These approaches will definitely work, but I'm worried that creating a whole
set of datatypes to represent URLs is overkill. In Yesod (I'm sure many of
you have seen) I use quasi-quoting for defining the resources, like such:
[$mkResources|
/user:
GET: userList
/user/find/#userid
GET: userFind
/user/name/$username
GET: userName
|]
And so on and so forth. I don't think defining UserRoute adds much, besides
making the job of the library writer a little bit easier by pushing the work
off to the user. I think the six lines above succinctly:
* define the valid routes
* define the data types for arguments
* define the appropriate mapping to handler functions for each request
method
Chris mentioned earlier to me the idea of using quasi-quoting on the link
generation side, perhaps like:
[$link|/user/find/6]
I think the only piece of the puzzle missing to combine these two together
is to have mkResources output something along the lines of:
data RoutePiece = StaticPiece String | IntPiece | StringPiece
_validRoutes :: [[RoutePiece]]
_validRoutes =
[ [StaticPiece "user"]
, [StaticPiece "user", StaticPiece "find", IntPiece]
, [StaticPiece "user", StaticPiece "name", StringPiece]
]
Now if you write
[$link|/user/find/michael]
link can look up in _validRoutes that there is no matching route and
complain at compile time.
Advantages: less typing by the user.
Disadvantages: we'll have to restrict the data types allowed, but in
practice I think people will usually want only strings and ints anyway.
Also, this approach is more complex.
Michael
On Tue, Mar 16, 2010 at 7:04 AM, Chris Eidhof
I have the feeling it adds a lot of complexity. I agree with you that, if you want modularity, your components should only provide relative URLs and need to be parameterized over how to build an absolute URL. I didn't think of that problem, and using a custom monad transformer is definitely a solution.
However, I'm always hesitant to build up stacks of monad transformers, it adds a lot of complexity. I would rather use something like typeclass, but I'm not sure yet how to do that.
-chris
On 16 mrt 2010, at 14:29, Jeremy Shaw wrote:
Hello,
It looks nearly identical, but without the URLT monad transformer.
Instead of ToURL I have the class:
class AsURL a where toURLS :: a -> ShowS fromURLC :: Consumer String (Failing a)
With is basically the same. Except toURLS returns a ShowS instead of [String]. fromURLC consumes a list of [String]. These functions are wrapped up to provide:
toURL :: (AsURL a) => a -> String fromURL :: (AsURL a) => String -> Failing a
I do not have generics based url printing/parsing, but there is no reason it could not be added. I do have template haskell based code though.
http://src.seereason.com/urlt/URLT/TH.hs
The thing you don't have is the URLT monad transformer:
http://src.seereason.com/urlt/URLT/Base.hs
Here is why you want it. Imagine you write an image gallery library:
data ImageURL = Upload | ViewImage Int
when you call toURL, you are going to get urls like, /Upload, /ViewImage/1, etc.

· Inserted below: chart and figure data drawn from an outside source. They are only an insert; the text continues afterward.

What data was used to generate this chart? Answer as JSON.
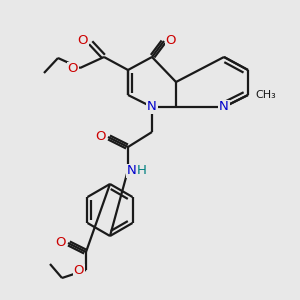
{
  "bg_color": "#e8e8e8",
  "atom_colors": {
    "N": "#0000cc",
    "O": "#cc0000",
    "H": "#008080"
  },
  "bond_color": "#1a1a1a",
  "figsize": [
    3.0,
    3.0
  ],
  "dpi": 100
}
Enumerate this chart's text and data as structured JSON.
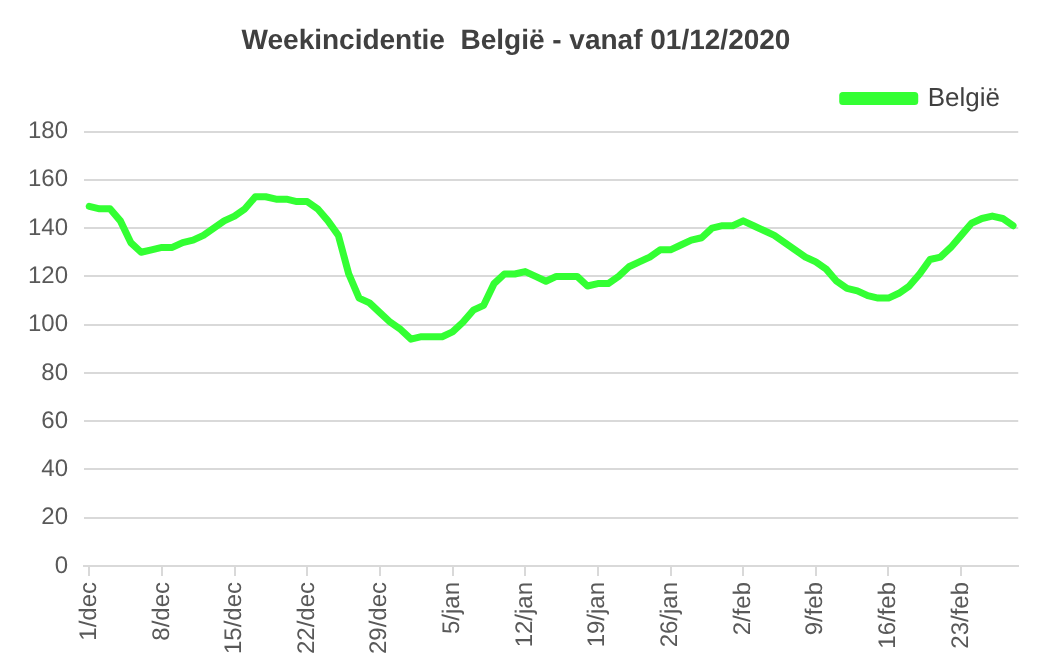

Now let's say I try to use your library in my application. So at first I try:
data MyApp = Upload | FooBar
But when a URL comes in, how do I know if I should decode it as MyApp or ImageURL? Do I try both and see which one succeeds? Except we both have a constructor Upload, so both will succeed. There is no way to tell with Upload the path "/Upload" is referring to.
So now I try:
data MyApp = Upload | FooBar | Images ImageURL
now I know that all incoming urls are decoded as MyApp. But there is still a problem. In my code I could write:
toUrl (Images (ViewImage 1))
but in your library code, you don't know anything about the Images constructor. So you just call,
toURL (ViewImage 1)
which generates /ViewImage/1 instead of the required /Images/ViewImage/1.
What I need is someway to tell your library code what prefix to add at the beginning. That is exactly what the URLT monad does. It just holds a function that adds a prefix to the URL.
so in your library you have:
image :: ImageURL -> URLT ImageURL m () image Upload = do ... u <- showURL (ViewImage n) ... image (ViewImage num) = ...
Instead of calling toURL, it calls showURL, which adds the context to the URL and then calls toURL on it.
And in my code I have:
myApp :: MyAPP -> URLT MyApp m () mpApp Upload = ... myApp FooBar = ... myApp (Images subURL) = nestURL Images $ images subURL
the 'nextURL Images' adds the Images context to the URLT environment. It can be used to nest multiple levels if needed:
nestURL A $ nestURL B $ nestURL Images $ showURL (ViewImage 1)
would get turned into something like:
"/A/B/Images/ViewImage/1"
What do you think?
- jeremy
On Tue, Mar 16, 2010 at 3:52 AM, Chris Eidhof
wrote: Hey everyone, I just wrote down some of my ideas about type-safe URL handling on github, it's at http://gist.github.com/333769
I think it's similar to what Jeremy is doing with his urlt package [1].